MONCADA.— (con firmeza.) Déjate de atenuaciones, Facundo. No las necesito.
HUGUET.— Bueno. Pues... lo que temíamos, Juan, un pánico horroroso, que no hemos podido contener comprando hasta comprometernos con ciega temeridad.
Artús y yo hemos hecho verdaderas locuras. ¡Esfuerzo inútil! Las acciones del Banco Mercantil y Naval, ofrecidas a veinticinco.

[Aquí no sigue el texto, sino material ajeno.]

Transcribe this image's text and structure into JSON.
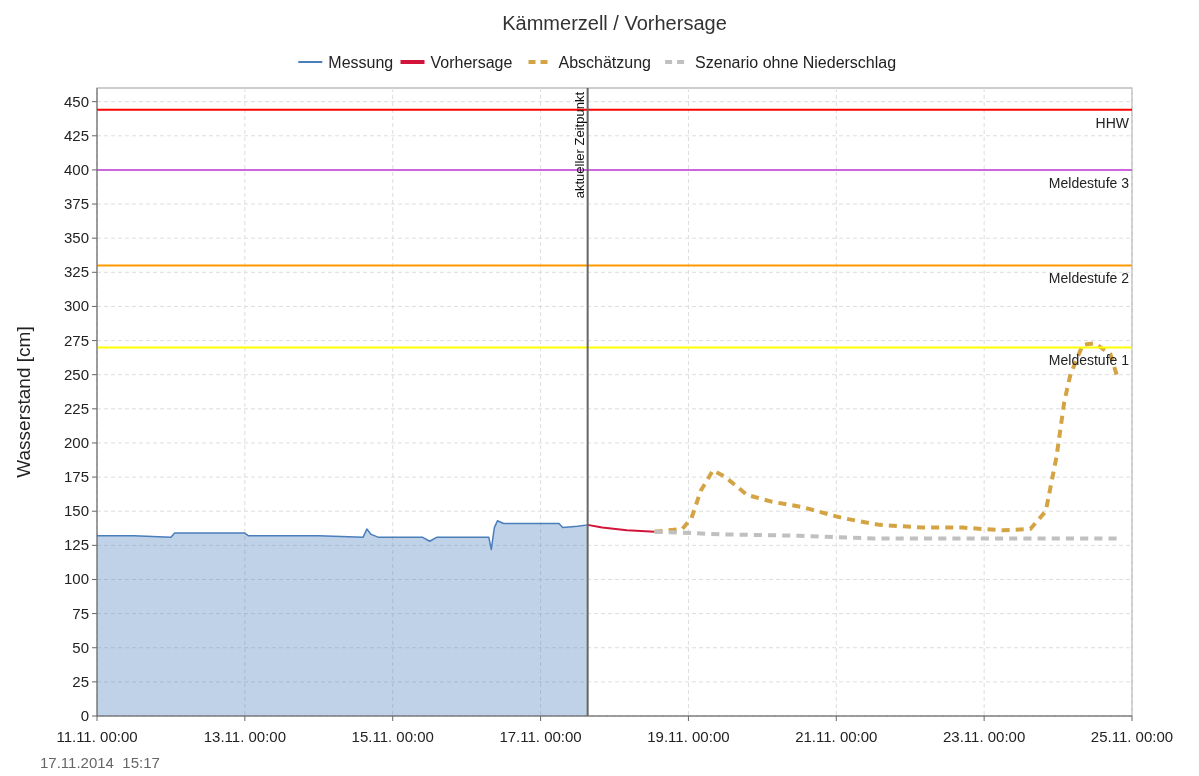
{
  "chart_data": {
    "type": "line",
    "title": "Kämmerzell / Vorhersage",
    "ylabel": "Wasserstand [cm]",
    "xlim": [
      "2014-11-11T00:00",
      "2014-11-25T00:00"
    ],
    "xticks": [
      {
        "value": "2014-11-11T00:00",
        "label": "11.11. 00:00"
      },
      {
        "value": "2014-11-13T00:00",
        "label": "13.11. 00:00"
      },
      {
        "value": "2014-11-15T00:00",
        "label": "15.11. 00:00"
      },
      {
        "value": "2014-11-17T00:00",
        "label": "17.11. 00:00"
      },
      {
        "value": "2014-11-19T00:00",
        "label": "19.11. 00:00"
      },
      {
        "value": "2014-11-21T00:00",
        "label": "21.11. 00:00"
      },
      {
        "value": "2014-11-23T00:00",
        "label": "23.11. 00:00"
      },
      {
        "value": "2014-11-25T00:00",
        "label": "25.11. 00:00"
      }
    ],
    "ylim": [
      0,
      460
    ],
    "yticks": [
      0,
      25,
      50,
      75,
      100,
      125,
      150,
      175,
      200,
      225,
      250,
      275,
      300,
      325,
      350,
      375,
      400,
      425,
      450
    ],
    "grid": true,
    "legend": "top",
    "series": [
      {
        "name": "Messung",
        "type": "area",
        "color": "#4a7ebb",
        "line_style": "solid",
        "x": [
          "2014-11-11T00:00",
          "2014-11-11T12:00",
          "2014-11-12T00:00",
          "2014-11-12T01:12",
          "2014-11-13T00:00",
          "2014-11-13T01:12",
          "2014-11-14T00:00",
          "2014-11-14T14:24",
          "2014-11-14T15:36",
          "2014-11-14T17:00",
          "2014-11-14T19:12",
          "2014-11-15T09:36",
          "2014-11-15T12:00",
          "2014-11-15T14:24",
          "2014-11-16T07:12",
          "2014-11-16T08:00",
          "2014-11-16T09:00",
          "2014-11-16T10:00",
          "2014-11-16T12:00",
          "2014-11-17T06:00",
          "2014-11-17T07:12",
          "2014-11-17T12:00",
          "2014-11-17T15:17"
        ],
        "values": [
          132,
          132,
          131,
          134,
          134,
          132,
          132,
          131,
          137,
          133,
          131,
          131,
          128,
          131,
          131,
          122,
          138,
          143,
          141,
          141,
          138,
          139,
          140
        ]
      },
      {
        "name": "Vorhersage",
        "color": "#d2143a",
        "line_style": "solid",
        "x": [
          "2014-11-17T15:17",
          "2014-11-17T20:00",
          "2014-11-18T04:00",
          "2014-11-18T13:00"
        ],
        "values": [
          140,
          138,
          136,
          135
        ]
      },
      {
        "name": "Abschätzung",
        "color": "#d4a444",
        "line_style": "dashed",
        "x": [
          "2014-11-18T13:00",
          "2014-11-18T22:00",
          "2014-11-19T01:00",
          "2014-11-19T04:00",
          "2014-11-19T08:00",
          "2014-11-19T12:00",
          "2014-11-19T19:00",
          "2014-11-20T03:00",
          "2014-11-20T13:00",
          "2014-11-21T02:00",
          "2014-11-21T14:00",
          "2014-11-22T04:00",
          "2014-11-22T17:00",
          "2014-11-23T06:00",
          "2014-11-23T15:00",
          "2014-11-23T20:00",
          "2014-11-23T23:30",
          "2014-11-24T02:00",
          "2014-11-24T04:00",
          "2014-11-24T08:00",
          "2014-11-24T12:00",
          "2014-11-24T17:00",
          "2014-11-24T19:00"
        ],
        "values": [
          135,
          137,
          145,
          165,
          180,
          175,
          162,
          157,
          153,
          145,
          140,
          138,
          138,
          136,
          137,
          150,
          190,
          230,
          250,
          272,
          273,
          265,
          250
        ]
      },
      {
        "name": "Szenario ohne Niederschlag",
        "color": "#c0c0c0",
        "line_style": "dashed",
        "x": [
          "2014-11-18T13:00",
          "2014-11-19T12:00",
          "2014-11-20T12:00",
          "2014-11-21T12:00",
          "2014-11-22T12:00",
          "2014-11-24T19:00"
        ],
        "values": [
          135,
          133,
          132,
          130,
          130,
          130
        ]
      }
    ],
    "ref_lines": [
      {
        "axis": "y",
        "value": 444,
        "label": "HHW",
        "color": "#ff0000"
      },
      {
        "axis": "y",
        "value": 400,
        "label": "Meldestufe 3",
        "color": "#cc66dd"
      },
      {
        "axis": "y",
        "value": 330,
        "label": "Meldestufe 2",
        "color": "#ff9900"
      },
      {
        "axis": "y",
        "value": 270,
        "label": "Meldestufe 1",
        "color": "#ffff00"
      },
      {
        "axis": "x",
        "value": "2014-11-17T15:17",
        "label": "aktueller Zeitpunkt",
        "color": "#666666"
      }
    ],
    "annotations": [
      "17.11.2014  15:17"
    ]
  }
}
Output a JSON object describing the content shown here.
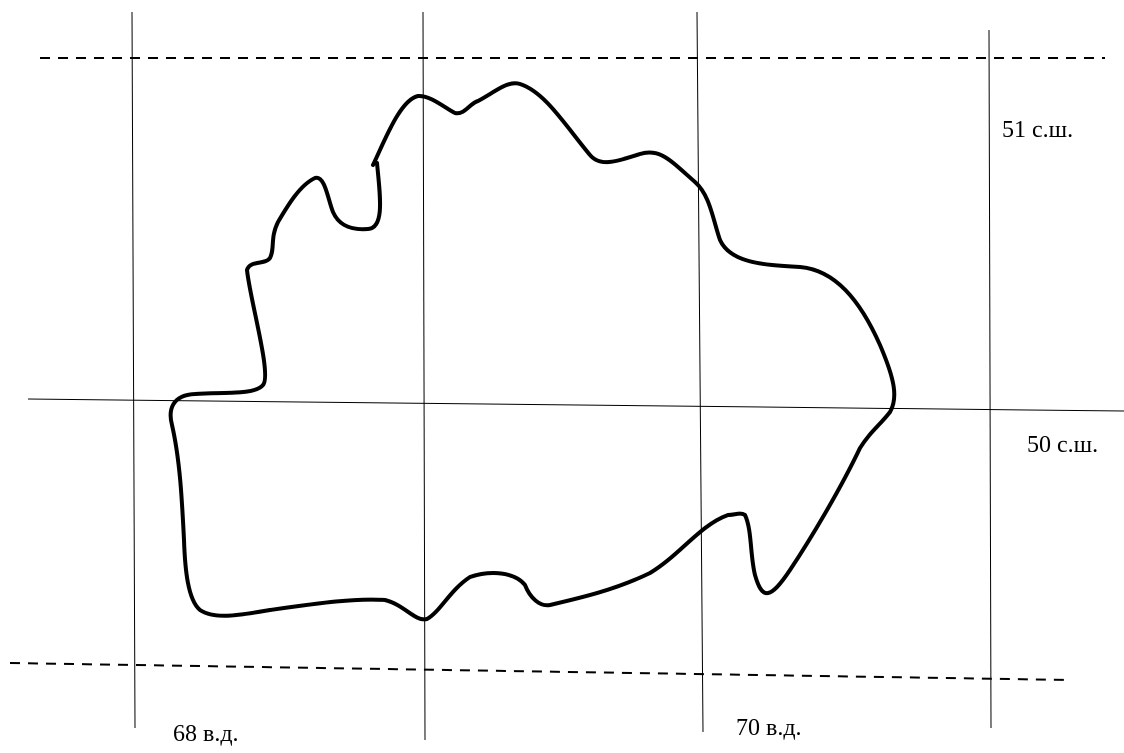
{
  "map": {
    "labels": {
      "lat_51": "51 с.ш.",
      "lat_50": "50 с.ш.",
      "lon_68": "68 в.д.",
      "lon_70": "70 в.д."
    },
    "colors": {
      "line": "#000000",
      "background": "#ffffff"
    }
  }
}
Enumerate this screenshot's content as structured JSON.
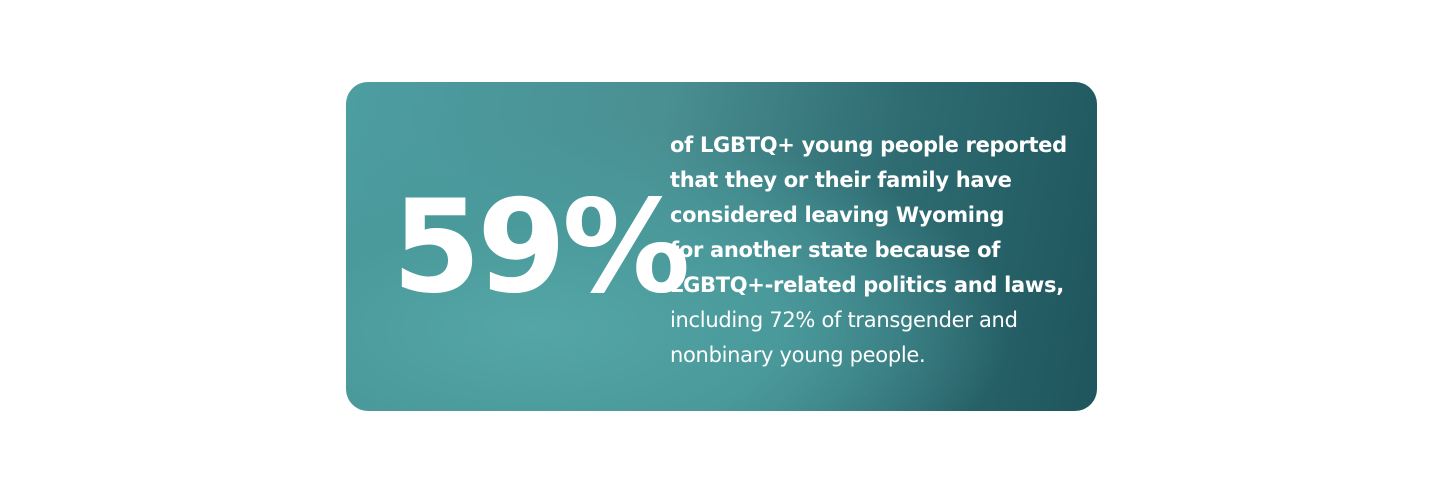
{
  "stat": {
    "figure": "59%",
    "lead_lines": [
      "of LGBTQ+ young people reported",
      "that they or their family have",
      "considered leaving Wyoming",
      "for another state because of",
      "LGBTQ+-related politics and laws,"
    ],
    "detail_lines": [
      "including 72% of transgender and",
      "nonbinary young people."
    ]
  }
}
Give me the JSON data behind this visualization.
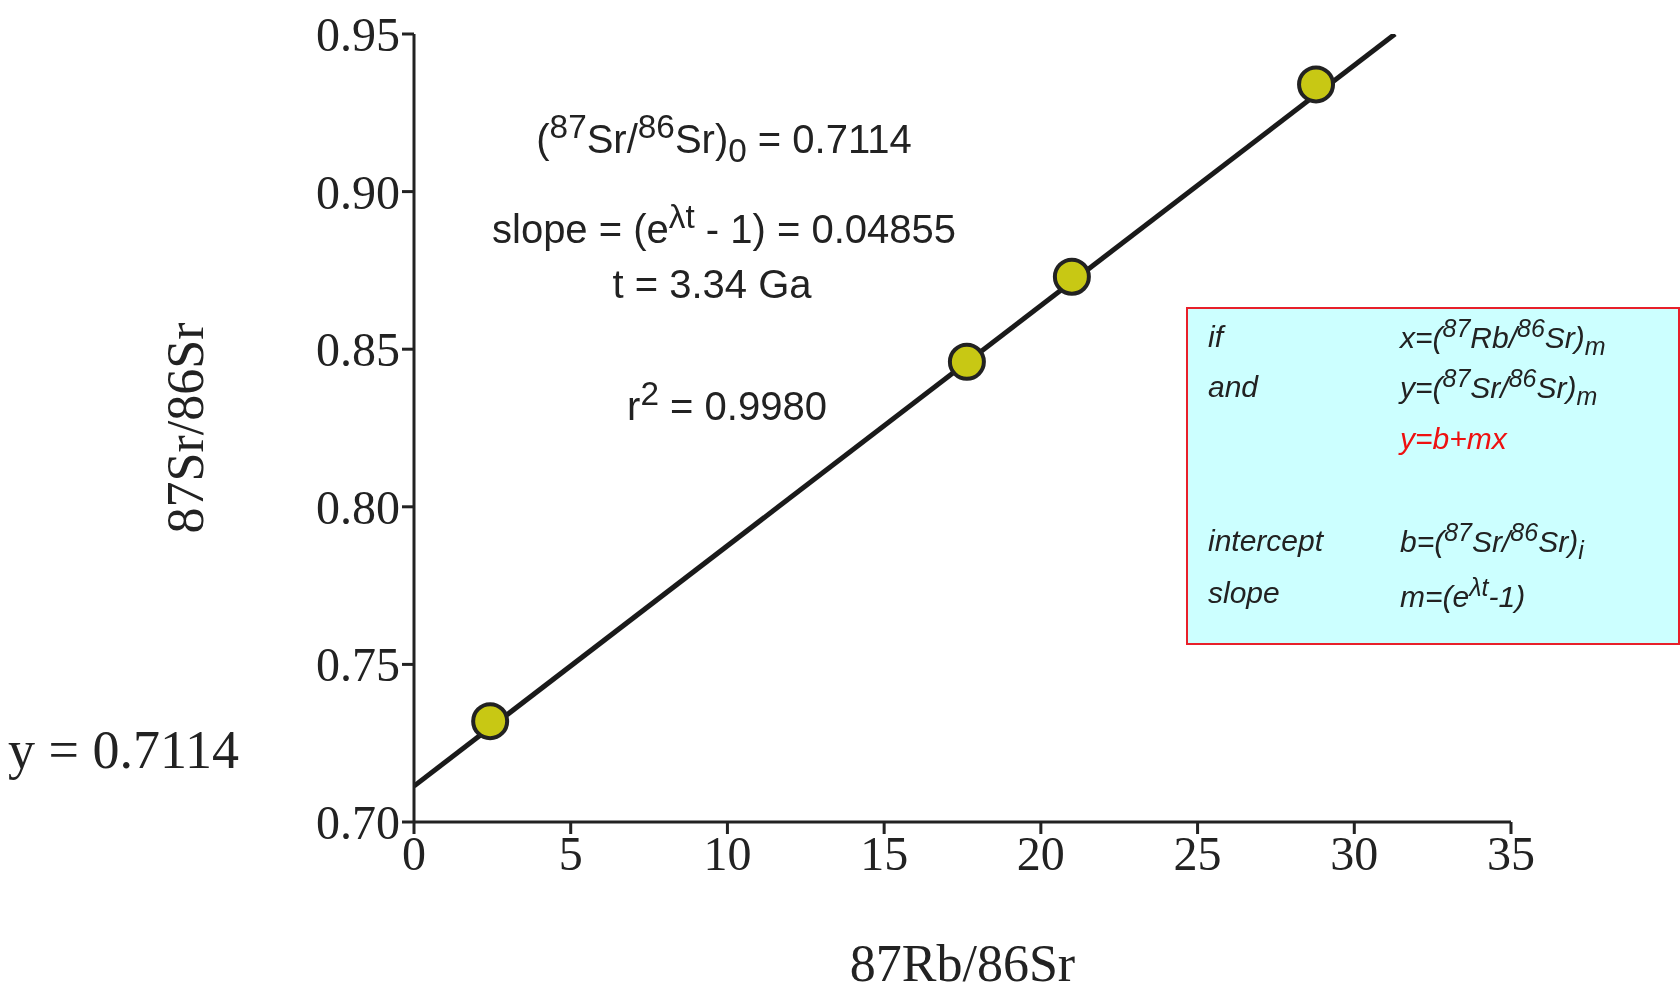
{
  "chart_data": {
    "type": "scatter",
    "xlabel": "87Rb/86Sr",
    "ylabel": "87Sr/86Sr",
    "xlim": [
      0,
      35
    ],
    "xticks": [
      0,
      5,
      10,
      15,
      20,
      25,
      30,
      35
    ],
    "ylim": [
      0.7,
      0.95
    ],
    "yticks": [
      {
        "value": 0.7,
        "label": "0.70"
      },
      0.75,
      {
        "value": 0.8,
        "label": "0.80"
      },
      0.85,
      {
        "value": 0.9,
        "label": "0.90"
      },
      0.95
    ],
    "marker": "circle",
    "series": [
      {
        "color": "#c8c814",
        "x": [
          2.43,
          17.64,
          20.99,
          28.78
        ],
        "values": [
          0.732,
          0.846,
          0.873,
          0.934
        ]
      },
      {
        "type": "line",
        "marker": "none",
        "color": "#1a1a1a",
        "x": [
          0,
          31.3
        ],
        "values": [
          0.7114,
          0.95
        ]
      }
    ],
    "annotations": [
      "($^{87}$Sr/$^{86}$Sr)$_{0}$ = 0.7114",
      "slope = (e$^{λt}$ - 1) = 0.04855",
      "t = 3.34 Ga",
      "r$^{2}$ = 0.9980",
      "y = 0.7114",
      "if",
      "x=($^{87}$Rb/$^{86}$Sr)$_{m}$",
      "and",
      "y=($^{87}$Sr/$^{86}$Sr)$_{m}$",
      "y=b+mx",
      "intercept",
      "b=($^{87}$Sr/$^{86}$Sr)$_{i}$",
      "slope",
      "m=(e$^{λt}$-1)"
    ]
  }
}
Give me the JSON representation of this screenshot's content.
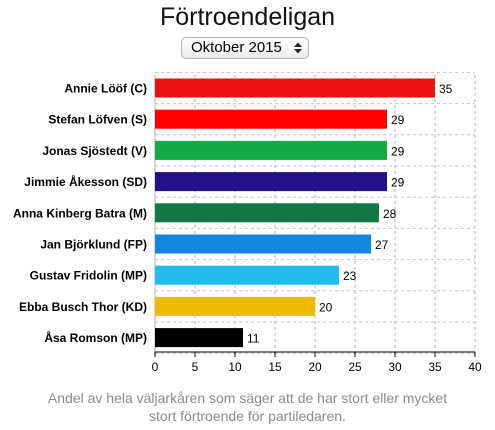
{
  "header": {
    "title": "Förtroendeligan",
    "period_selector": {
      "selected": "Oktober 2015"
    }
  },
  "footnote": {
    "line1": "Andel av hela väljarkåren som säger att de har stort eller mycket",
    "line2": "stort förtroende för partiledaren."
  },
  "chart_data": {
    "type": "bar",
    "orientation": "horizontal",
    "title": "Förtroendeligan",
    "categories": [
      "Annie Lööf (C)",
      "Stefan Löfven (S)",
      "Jonas Sjöstedt (V)",
      "Jimmie Åkesson (SD)",
      "Anna Kinberg Batra (M)",
      "Jan Björklund (FP)",
      "Gustav Fridolin (MP)",
      "Ebba Busch Thor (KD)",
      "Åsa Romson (MP)"
    ],
    "values": [
      35,
      29,
      29,
      29,
      28,
      27,
      23,
      20,
      11
    ],
    "colors": [
      "#ee1111",
      "#ff0000",
      "#11aa44",
      "#221188",
      "#117744",
      "#1188dd",
      "#22bbee",
      "#eebb00",
      "#000000"
    ],
    "xlim": [
      0,
      40
    ],
    "xticks": [
      0,
      5,
      10,
      15,
      20,
      25,
      30,
      35,
      40
    ],
    "grid": true,
    "xlabel": "",
    "ylabel": ""
  }
}
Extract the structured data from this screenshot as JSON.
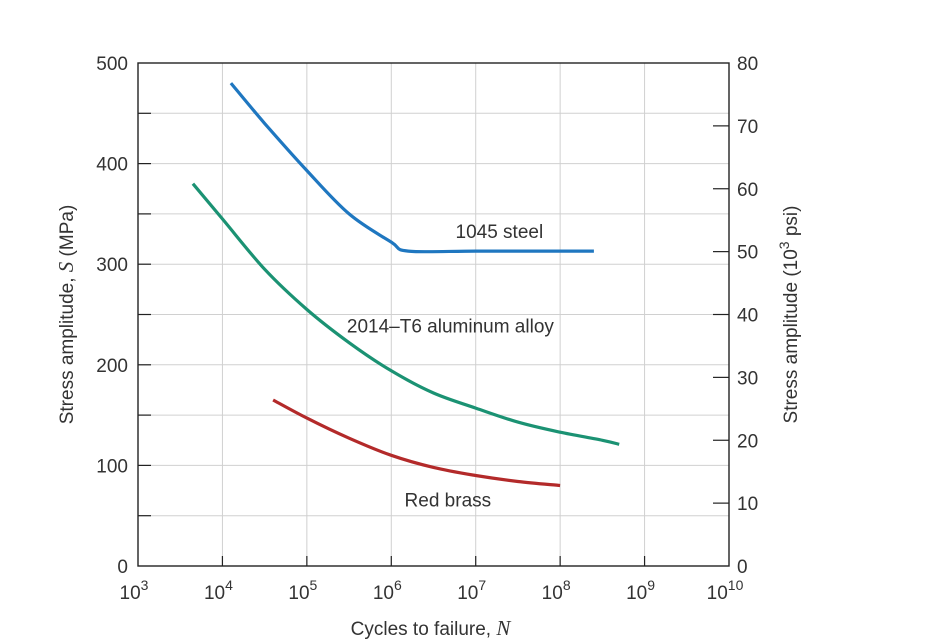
{
  "chart_data": {
    "type": "line",
    "title": "",
    "xlabel": "Cycles to failure, N",
    "ylabel": "Stress amplitude, S (MPa)",
    "ylabel_right": "Stress amplitude (10^3 psi)",
    "x_scale": "log",
    "xlim": [
      3,
      10
    ],
    "ylim": [
      0,
      500
    ],
    "y_right_lim": [
      0,
      80
    ],
    "x_tick_labels": [
      {
        "base": "10",
        "exp": "3"
      },
      {
        "base": "10",
        "exp": "4"
      },
      {
        "base": "10",
        "exp": "5"
      },
      {
        "base": "10",
        "exp": "6"
      },
      {
        "base": "10",
        "exp": "7"
      },
      {
        "base": "10",
        "exp": "8"
      },
      {
        "base": "10",
        "exp": "9"
      },
      {
        "base": "10",
        "exp": "10"
      }
    ],
    "y_ticks": [
      0,
      100,
      200,
      300,
      400,
      500
    ],
    "y_ticks_labels": [
      "0",
      "100",
      "200",
      "300",
      "400",
      "500"
    ],
    "y_right_ticks": [
      0,
      10,
      20,
      30,
      40,
      50,
      60,
      70,
      80
    ],
    "y_right_ticks_labels": [
      "0",
      "10",
      "20",
      "30",
      "40",
      "50",
      "60",
      "70",
      "80"
    ],
    "grid": true,
    "series": [
      {
        "name": "1045 steel",
        "color": "#1f77c0",
        "points": [
          [
            4.1,
            480
          ],
          [
            4.5,
            440
          ],
          [
            5.0,
            393
          ],
          [
            5.5,
            350
          ],
          [
            6.0,
            322
          ],
          [
            6.2,
            313
          ],
          [
            7.0,
            313
          ],
          [
            8.0,
            313
          ],
          [
            8.4,
            313
          ]
        ]
      },
      {
        "name": "2014–T6 aluminum alloy",
        "color": "#1b9273",
        "points": [
          [
            3.65,
            380
          ],
          [
            4.0,
            345
          ],
          [
            4.5,
            295
          ],
          [
            5.0,
            255
          ],
          [
            5.5,
            222
          ],
          [
            6.0,
            194
          ],
          [
            6.5,
            172
          ],
          [
            7.0,
            157
          ],
          [
            7.5,
            143
          ],
          [
            8.0,
            133
          ],
          [
            8.5,
            125
          ],
          [
            8.7,
            121
          ]
        ]
      },
      {
        "name": "Red brass",
        "color": "#b32a2a",
        "points": [
          [
            4.6,
            165
          ],
          [
            5.0,
            147
          ],
          [
            5.5,
            127
          ],
          [
            6.0,
            110
          ],
          [
            6.5,
            98
          ],
          [
            7.0,
            90
          ],
          [
            7.5,
            84
          ],
          [
            8.0,
            80
          ]
        ]
      }
    ],
    "annotations": [
      {
        "text": "1045 steel",
        "x": 7.28,
        "y": 326
      },
      {
        "text": "2014–T6 aluminum alloy",
        "x": 6.7,
        "y": 232
      },
      {
        "text": "Red brass",
        "x": 6.67,
        "y": 59
      }
    ],
    "style": {
      "grid_color": "#d0d0d0",
      "axis_color": "#222222",
      "text_color": "#333333"
    }
  }
}
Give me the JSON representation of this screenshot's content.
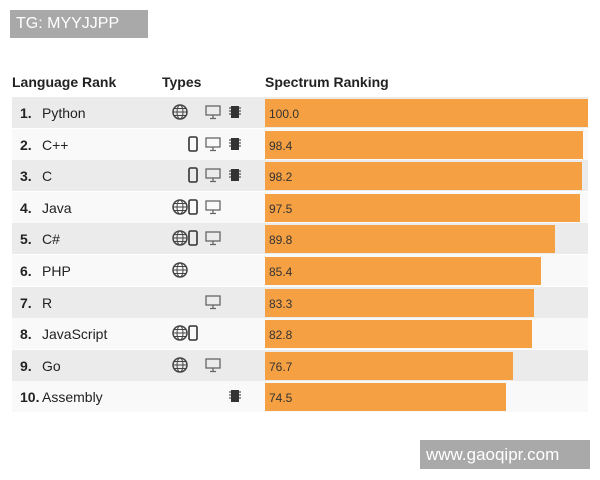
{
  "watermarks": {
    "top": "TG: MYYJJPP",
    "bottom": "www.gaoqipr.com"
  },
  "headers": {
    "rank": "Language Rank",
    "types": "Types",
    "ranking": "Spectrum Ranking"
  },
  "colors": {
    "bar": "#f5a043",
    "row_alt": "#ebebeb"
  },
  "chart_data": {
    "type": "bar",
    "orientation": "horizontal",
    "categories": [
      "Python",
      "C++",
      "C",
      "Java",
      "C#",
      "PHP",
      "R",
      "JavaScript",
      "Go",
      "Assembly"
    ],
    "ranks": [
      "1.",
      "2.",
      "3.",
      "4.",
      "5.",
      "6.",
      "7.",
      "8.",
      "9.",
      "10."
    ],
    "values": [
      100.0,
      98.4,
      98.2,
      97.5,
      89.8,
      85.4,
      83.3,
      82.8,
      76.7,
      74.5
    ],
    "labels": [
      "100.0",
      "98.4",
      "98.2",
      "97.5",
      "89.8",
      "85.4",
      "83.3",
      "82.8",
      "76.7",
      "74.5"
    ],
    "types": [
      [
        "web",
        "desktop",
        "embedded"
      ],
      [
        "mobile",
        "desktop",
        "embedded"
      ],
      [
        "mobile",
        "desktop",
        "embedded"
      ],
      [
        "web",
        "mobile",
        "desktop"
      ],
      [
        "web",
        "mobile",
        "desktop"
      ],
      [
        "web"
      ],
      [
        "desktop"
      ],
      [
        "web",
        "mobile"
      ],
      [
        "web",
        "desktop"
      ],
      [
        "embedded"
      ]
    ],
    "xlim": [
      0,
      100
    ]
  }
}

MONCADA.— (llevándose las manos a la cabeza.) ¡A veinticinco! HUGUET.— Ya me lo temía...
MONCADA.— (con ansiedad.) Di: ¿podré esperar que la Compañía Insular y Continental me apoye para evitar el último desastre? HUGUET.— ¡Ay, querido Juan!, pues tienes un alma bien templada para el infortunio, te diré que...
MONCADA.— (vivamente.) No sigas. Mi pesimismo me da un gran poder de adivinación. Hace un rato, pensaba en la espantosa baja... ¡La veía! Y he visto que la Compañía Insular es también cosa muerta... ¿Acerté? HUGUET.— (con honda tristeza.) Sí. (Pausa.) Han venido para ti tiempos malos, compensación de los buenos que gozaste. Así es el mundo.
MONCADA.— ¡Ay, sí! La fortuna me halagó con increíble perseverancia durante treinta años. Tú, todos, yo mismo, nos asombrábamos de mi loca fortuna.
HUGUET.— Sí... Tanta ventura no podía seguir. Decíamos que el Destino... ¿Te acuerdas de la broma?...
MONCADA.— Que el Destino me cebaba para comerme después. Acertasteis.
Llegó un día en que eso que llamamos suerte, ese misterio eterno, por todos temido, por nadie descifrado, se volvió contra su favorito. Empezaron mis desdichas con la muerte de mi esposa, mi idolatrada Luisa. ¡Ay! La prosperidad entró con ella en mi casa, y con ella se fue... Cuatro meses después de aquel golpe, recibí otro que también me hirió en lo más vivo del alma. Mi hija Victoria, la más parecida a su madre, la que me reproducía su bondad, su inteligencia, su viveza y gracia seductoras, es bruscamente, asaltada de un religioso entusiasmo que más bien parece exaltación insana. Su jovial carácter sufre una crisis profunda, que termina con la resolución de tomar el hábito en el Socorro. Mi cariño y el de su hermana y su tía, no pueden nada contra su piedad despiadada. Comprometida a casarse con Daniel de Aransis, a quien amaba desde que ambos eran jovenzuelos, lo abandona todo, padre, hermanos, novio, casa, familia y amigos...
HUGUET.— Su apasionada vocación es digna de respeto.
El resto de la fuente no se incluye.